This problem is from Apostol Calculus Vol.2, page 255, exercise 19.
Given $z = u(x, y)e^{ax+by}$ and $\frac{\partial^2u}{\partial x\partial y}=0$. Find values of the constants $a$ and $b$ such that $\frac{\partial^2z}{\partial x\partial y}-\frac{\partial z}{\partial x}-\frac{\partial z}{\partial y}+z=0$
I'm still fairly new to multivariable calculus and diferential equations, but so far what I've done is partially derived the three formulas and replaced them in the original equation, what I got was this:
$(b-1)\frac{\partial u}{\partial x}-\frac{\partial u}{\partial y}=-(ab-a-b+1)u$
Don't know how to procced from there, any help would be appreciate it.

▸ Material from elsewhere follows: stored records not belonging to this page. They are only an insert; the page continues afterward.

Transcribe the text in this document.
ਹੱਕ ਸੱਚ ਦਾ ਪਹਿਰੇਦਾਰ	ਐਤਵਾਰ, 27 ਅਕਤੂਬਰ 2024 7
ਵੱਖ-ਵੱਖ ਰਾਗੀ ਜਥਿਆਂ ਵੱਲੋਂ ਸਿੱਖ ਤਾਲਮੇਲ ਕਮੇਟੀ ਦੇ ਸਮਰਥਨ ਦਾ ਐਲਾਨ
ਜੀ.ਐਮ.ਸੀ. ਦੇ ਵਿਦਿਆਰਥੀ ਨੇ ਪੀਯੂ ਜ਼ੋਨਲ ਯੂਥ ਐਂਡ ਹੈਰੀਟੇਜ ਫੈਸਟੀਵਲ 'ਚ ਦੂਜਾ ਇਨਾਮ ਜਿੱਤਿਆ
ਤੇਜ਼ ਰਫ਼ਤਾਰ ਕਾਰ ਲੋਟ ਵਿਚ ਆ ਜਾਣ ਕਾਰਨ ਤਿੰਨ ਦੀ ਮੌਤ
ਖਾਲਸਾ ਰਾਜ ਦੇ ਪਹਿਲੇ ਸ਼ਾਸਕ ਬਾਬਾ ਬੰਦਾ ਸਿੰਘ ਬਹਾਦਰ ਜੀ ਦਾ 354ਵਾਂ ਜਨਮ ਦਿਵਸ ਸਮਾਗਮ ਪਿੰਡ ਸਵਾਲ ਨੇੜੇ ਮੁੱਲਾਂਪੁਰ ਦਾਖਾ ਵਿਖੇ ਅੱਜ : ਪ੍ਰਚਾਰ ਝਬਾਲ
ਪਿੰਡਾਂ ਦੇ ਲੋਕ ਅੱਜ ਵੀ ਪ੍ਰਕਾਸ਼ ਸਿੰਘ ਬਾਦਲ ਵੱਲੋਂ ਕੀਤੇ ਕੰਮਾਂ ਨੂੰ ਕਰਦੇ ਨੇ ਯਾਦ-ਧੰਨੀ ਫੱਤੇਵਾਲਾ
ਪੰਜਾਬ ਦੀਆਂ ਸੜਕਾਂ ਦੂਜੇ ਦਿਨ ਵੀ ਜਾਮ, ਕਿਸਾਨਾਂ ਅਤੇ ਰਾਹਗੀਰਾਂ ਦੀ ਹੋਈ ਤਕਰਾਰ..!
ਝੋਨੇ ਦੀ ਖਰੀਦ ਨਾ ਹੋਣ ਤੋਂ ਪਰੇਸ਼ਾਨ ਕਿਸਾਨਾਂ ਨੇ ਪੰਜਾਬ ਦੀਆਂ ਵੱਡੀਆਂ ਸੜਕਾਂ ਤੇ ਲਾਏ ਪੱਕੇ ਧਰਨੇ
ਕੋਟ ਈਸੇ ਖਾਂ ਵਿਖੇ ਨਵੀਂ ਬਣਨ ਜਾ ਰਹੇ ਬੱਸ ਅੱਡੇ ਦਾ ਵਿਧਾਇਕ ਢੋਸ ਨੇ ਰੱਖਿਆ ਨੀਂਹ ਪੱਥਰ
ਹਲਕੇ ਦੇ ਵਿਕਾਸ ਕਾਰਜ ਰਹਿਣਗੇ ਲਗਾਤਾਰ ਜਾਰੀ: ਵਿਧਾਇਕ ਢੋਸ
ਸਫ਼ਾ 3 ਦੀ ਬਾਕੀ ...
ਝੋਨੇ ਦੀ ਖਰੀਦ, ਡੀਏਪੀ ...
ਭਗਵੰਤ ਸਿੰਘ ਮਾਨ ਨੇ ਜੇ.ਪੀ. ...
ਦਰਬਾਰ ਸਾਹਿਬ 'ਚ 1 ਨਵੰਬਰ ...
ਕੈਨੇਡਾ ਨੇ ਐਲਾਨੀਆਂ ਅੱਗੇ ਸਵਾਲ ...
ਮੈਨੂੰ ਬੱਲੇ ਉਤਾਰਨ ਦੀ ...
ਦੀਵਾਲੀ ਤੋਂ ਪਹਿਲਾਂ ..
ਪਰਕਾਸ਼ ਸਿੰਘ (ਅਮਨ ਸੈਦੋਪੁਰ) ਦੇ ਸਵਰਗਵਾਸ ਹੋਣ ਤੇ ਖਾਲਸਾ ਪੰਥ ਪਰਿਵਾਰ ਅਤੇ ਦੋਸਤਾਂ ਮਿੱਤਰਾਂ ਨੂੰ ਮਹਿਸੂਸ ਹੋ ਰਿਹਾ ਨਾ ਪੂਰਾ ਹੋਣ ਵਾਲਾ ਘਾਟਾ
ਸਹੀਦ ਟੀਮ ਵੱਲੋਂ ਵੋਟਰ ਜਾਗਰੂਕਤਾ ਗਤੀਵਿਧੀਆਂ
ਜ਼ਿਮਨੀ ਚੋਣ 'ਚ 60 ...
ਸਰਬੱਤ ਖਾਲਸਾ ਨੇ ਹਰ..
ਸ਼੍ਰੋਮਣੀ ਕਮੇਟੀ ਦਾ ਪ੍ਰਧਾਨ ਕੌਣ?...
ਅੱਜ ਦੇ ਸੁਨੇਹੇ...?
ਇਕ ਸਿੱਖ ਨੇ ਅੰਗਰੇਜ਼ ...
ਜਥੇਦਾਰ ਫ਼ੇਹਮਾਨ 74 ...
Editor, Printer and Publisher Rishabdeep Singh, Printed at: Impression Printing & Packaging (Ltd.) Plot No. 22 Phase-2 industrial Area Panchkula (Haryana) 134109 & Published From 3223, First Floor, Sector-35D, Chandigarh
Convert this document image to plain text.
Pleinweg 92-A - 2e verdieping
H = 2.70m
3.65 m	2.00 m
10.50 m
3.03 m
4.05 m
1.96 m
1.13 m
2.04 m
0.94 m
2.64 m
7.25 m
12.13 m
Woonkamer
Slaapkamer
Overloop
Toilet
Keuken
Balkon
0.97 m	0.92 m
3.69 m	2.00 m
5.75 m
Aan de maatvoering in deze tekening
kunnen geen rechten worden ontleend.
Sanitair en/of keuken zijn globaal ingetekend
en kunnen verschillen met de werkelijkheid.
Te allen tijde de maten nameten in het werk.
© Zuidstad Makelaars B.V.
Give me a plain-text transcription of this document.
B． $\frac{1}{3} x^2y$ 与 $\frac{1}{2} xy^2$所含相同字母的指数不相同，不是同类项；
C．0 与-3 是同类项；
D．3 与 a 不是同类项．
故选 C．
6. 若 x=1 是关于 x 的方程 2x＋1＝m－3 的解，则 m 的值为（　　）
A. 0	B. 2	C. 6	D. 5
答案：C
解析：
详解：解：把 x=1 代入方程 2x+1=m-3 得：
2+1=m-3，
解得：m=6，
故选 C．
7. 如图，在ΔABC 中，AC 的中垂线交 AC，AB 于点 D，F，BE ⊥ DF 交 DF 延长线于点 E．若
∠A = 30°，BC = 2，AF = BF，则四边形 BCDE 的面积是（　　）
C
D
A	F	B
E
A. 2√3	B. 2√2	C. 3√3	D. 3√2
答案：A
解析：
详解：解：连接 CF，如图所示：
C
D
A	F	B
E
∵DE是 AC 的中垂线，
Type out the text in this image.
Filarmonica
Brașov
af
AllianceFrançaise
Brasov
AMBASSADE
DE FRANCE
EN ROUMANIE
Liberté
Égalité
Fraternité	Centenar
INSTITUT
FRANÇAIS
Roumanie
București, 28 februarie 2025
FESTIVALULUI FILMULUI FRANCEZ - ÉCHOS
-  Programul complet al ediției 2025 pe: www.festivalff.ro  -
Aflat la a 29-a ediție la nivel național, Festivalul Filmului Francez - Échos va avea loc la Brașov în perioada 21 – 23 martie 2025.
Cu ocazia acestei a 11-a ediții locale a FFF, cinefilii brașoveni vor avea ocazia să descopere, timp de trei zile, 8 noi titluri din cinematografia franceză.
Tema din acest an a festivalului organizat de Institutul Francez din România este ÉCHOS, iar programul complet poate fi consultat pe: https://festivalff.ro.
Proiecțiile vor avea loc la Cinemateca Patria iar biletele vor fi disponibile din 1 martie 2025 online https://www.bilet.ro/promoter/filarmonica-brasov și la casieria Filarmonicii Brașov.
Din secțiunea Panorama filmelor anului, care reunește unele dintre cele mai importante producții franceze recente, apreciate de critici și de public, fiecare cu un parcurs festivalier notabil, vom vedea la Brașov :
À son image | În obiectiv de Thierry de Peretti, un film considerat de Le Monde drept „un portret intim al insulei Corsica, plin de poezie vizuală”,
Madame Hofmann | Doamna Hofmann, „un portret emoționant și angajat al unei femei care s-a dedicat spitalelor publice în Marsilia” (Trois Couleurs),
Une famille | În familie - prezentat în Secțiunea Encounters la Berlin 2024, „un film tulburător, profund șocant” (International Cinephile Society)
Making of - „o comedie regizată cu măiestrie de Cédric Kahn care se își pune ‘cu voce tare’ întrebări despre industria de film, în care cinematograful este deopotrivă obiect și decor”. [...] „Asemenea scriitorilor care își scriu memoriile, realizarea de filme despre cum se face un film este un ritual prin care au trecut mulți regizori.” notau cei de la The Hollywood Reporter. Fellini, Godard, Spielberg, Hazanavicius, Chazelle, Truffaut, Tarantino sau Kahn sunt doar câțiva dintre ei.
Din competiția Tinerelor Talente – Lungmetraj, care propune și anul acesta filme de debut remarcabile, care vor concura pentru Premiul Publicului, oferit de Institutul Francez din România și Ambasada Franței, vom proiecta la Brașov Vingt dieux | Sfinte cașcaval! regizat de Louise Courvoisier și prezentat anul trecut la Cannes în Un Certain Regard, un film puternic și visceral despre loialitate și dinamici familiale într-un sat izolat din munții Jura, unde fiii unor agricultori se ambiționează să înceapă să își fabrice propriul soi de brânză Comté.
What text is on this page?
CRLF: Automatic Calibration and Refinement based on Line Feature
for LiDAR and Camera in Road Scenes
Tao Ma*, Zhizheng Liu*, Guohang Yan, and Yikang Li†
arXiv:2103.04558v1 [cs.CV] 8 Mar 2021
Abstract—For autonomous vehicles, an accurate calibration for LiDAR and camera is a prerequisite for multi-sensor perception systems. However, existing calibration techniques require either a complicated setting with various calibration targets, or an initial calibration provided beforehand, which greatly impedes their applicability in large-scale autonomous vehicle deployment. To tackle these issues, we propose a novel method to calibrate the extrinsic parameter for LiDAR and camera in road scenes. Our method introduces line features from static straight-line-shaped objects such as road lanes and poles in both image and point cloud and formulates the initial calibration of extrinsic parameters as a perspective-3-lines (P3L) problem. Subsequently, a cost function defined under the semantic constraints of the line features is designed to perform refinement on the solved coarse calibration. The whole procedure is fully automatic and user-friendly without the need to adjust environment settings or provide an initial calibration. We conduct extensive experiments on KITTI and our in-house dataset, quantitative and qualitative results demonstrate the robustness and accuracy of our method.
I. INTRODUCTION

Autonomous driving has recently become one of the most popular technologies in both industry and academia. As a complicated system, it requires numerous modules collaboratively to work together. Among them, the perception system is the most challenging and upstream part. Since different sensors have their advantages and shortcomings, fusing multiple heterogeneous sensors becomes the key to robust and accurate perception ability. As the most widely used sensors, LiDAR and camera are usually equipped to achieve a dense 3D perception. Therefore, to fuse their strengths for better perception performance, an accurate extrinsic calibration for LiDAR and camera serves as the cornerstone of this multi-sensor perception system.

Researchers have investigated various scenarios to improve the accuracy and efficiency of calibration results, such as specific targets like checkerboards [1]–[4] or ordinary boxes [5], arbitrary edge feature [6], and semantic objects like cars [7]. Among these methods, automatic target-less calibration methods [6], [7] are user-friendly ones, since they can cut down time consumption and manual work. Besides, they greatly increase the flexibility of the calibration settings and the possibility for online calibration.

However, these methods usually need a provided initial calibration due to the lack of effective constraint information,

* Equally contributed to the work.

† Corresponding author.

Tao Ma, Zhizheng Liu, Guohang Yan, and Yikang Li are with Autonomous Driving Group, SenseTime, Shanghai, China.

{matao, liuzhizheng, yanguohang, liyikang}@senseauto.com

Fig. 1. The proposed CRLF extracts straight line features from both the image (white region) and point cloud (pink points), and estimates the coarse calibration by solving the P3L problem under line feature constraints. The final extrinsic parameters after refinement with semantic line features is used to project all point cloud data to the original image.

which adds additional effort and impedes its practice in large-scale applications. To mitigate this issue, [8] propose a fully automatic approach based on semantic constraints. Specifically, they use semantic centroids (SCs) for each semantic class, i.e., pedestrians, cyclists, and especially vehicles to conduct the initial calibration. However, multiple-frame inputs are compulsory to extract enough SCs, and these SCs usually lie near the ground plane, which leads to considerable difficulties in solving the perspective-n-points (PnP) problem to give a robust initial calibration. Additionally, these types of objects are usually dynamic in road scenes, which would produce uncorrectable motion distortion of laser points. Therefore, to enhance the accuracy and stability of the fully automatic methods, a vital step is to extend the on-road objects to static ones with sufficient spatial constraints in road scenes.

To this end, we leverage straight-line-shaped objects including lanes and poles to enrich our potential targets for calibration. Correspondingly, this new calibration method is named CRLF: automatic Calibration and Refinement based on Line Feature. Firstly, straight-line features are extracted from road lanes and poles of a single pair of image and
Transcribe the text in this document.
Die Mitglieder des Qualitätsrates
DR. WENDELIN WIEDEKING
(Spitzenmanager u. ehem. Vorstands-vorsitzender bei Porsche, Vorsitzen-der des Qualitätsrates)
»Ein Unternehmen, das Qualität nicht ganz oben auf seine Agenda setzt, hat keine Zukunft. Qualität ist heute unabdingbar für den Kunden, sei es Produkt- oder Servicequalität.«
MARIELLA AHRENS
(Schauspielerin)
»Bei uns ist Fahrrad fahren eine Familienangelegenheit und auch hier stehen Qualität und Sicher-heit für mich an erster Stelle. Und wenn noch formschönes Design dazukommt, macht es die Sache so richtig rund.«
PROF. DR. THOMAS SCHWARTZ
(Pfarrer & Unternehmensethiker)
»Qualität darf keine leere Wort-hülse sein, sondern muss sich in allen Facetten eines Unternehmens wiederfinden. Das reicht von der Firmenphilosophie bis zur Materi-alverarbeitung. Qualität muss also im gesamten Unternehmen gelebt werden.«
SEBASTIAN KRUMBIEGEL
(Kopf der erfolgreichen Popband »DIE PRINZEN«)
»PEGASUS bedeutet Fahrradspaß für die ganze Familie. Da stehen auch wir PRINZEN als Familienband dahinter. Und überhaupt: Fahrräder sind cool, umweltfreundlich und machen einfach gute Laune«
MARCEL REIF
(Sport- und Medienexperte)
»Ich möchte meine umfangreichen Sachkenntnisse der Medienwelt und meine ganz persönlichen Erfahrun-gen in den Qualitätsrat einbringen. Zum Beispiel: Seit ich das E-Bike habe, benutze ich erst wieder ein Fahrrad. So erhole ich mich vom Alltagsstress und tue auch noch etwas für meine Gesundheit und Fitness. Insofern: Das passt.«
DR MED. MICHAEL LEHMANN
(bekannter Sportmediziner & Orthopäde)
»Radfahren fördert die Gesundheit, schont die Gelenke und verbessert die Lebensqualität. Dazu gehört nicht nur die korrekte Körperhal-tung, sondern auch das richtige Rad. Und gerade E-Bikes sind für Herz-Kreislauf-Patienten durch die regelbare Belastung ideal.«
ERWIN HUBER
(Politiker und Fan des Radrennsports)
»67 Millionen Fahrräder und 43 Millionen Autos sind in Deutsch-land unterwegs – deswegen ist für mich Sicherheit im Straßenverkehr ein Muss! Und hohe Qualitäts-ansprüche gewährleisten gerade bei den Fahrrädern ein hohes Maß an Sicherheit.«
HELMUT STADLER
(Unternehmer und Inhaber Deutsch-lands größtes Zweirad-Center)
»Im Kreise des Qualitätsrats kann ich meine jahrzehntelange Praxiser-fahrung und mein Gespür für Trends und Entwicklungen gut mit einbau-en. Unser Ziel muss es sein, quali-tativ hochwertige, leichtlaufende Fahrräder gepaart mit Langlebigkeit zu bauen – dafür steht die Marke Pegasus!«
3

You're on the right track. Seems like you have made a small error:
\begin{align} z & = ue^{ax+by} \\ \frac{\partial z}{\partial x} & = \bigg(au+\frac{\partial u}{\partial x}\bigg)e^{ax+by} \\ \frac{\partial z}{\partial y} & = \bigg(bu+\frac{\partial u}{\partial y}\bigg)e^{ax+by} \\ \frac{\partial^2z}{\partial x \partial y} & = \bigg(abu+a\frac{\partial u}{\partial y} + b\frac{\partial u}{\partial x}+ \frac{\partial^2u}{\partial x \partial y} \bigg)e^{ax+by} \end{align}
So if you plug it into the equation, you should get
$$(b-1)\frac{\partial u}{\partial x}+(a-1)\frac{\partial u}{\partial y} = -(ab-a-b-1)u$$
The RHS can be factorised, giving
$$(b-1)\frac{\partial u}{\partial x}+(a-1)\frac{\partial u}{\partial y} = -(a-1)(b-1)u$$
Note that the question asks for this to be true for ALL $u(x,y)$. So in fact, we must require
$$b-1=a-1=(a-1)(b-1)=0$$
Thankfully, this is possible if $a=b=1$.